Warum ein Impressum kein Beispiel aus der Wunschliste ist
Hier ist die Sache: Wer im Netz aktiv ist, muss ein Impressum haben – keine Ausnahme. Wer das ignoriert, riskiert Abmahnungen, Geldstrafen und ein schlechtes Image. Und das ist kein Kavaliersdelikt, das ist Gesetz.
Die Pflichtangaben in Kürze
Firma, Rechtsform, Sitz, Registernummer – das ist das Grundgerüst. Dann kommt die Kontaktadresse, Telefon, E-Mail. Und wenn Sie ein Online-Geschäft betreiben, müssen Sie die Umsatz-ID und ggf. die Aufsichtsbehörde angeben. Kurz und knackig, keine Ausreden.

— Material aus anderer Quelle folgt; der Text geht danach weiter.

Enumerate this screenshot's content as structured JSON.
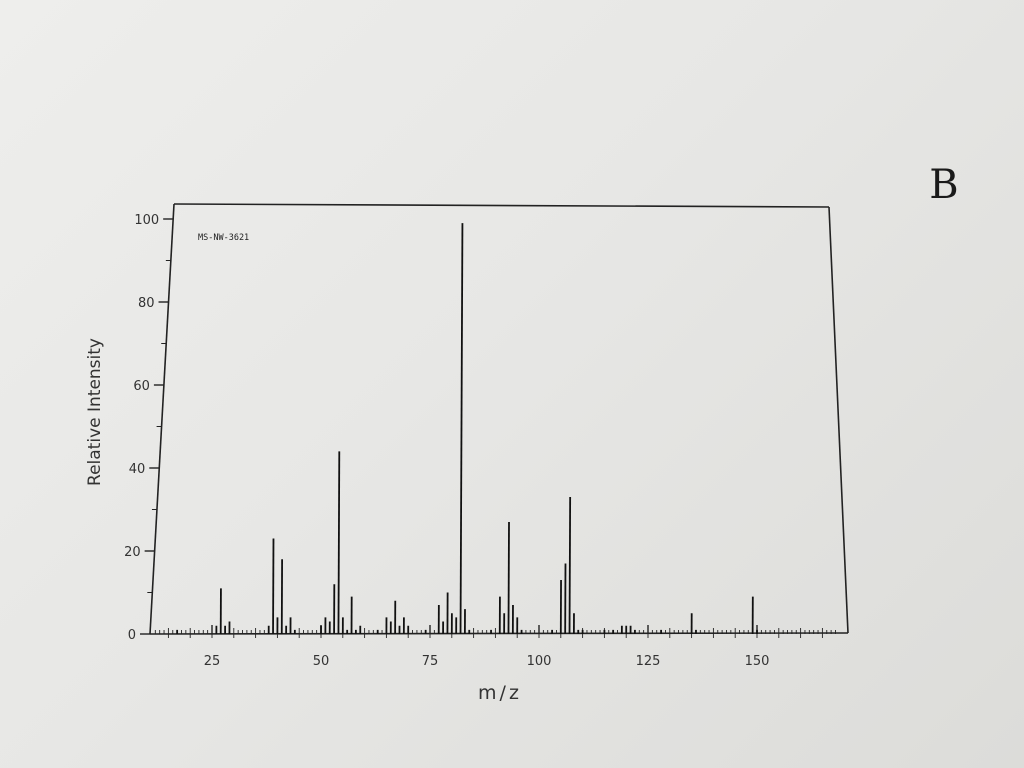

Der Unterschied zwischen Impressum und Datenschutzerklärung
Manche verwechseln beides. Das Impressum regelt die Identität, die Datenschutzerklärung den Umgang mit Daten. Zwei separate Dokumente, zwei unterschiedliche Rechtsgrundlagen. Und ja, beide müssen auf Ihrer Seite sichtbar sein.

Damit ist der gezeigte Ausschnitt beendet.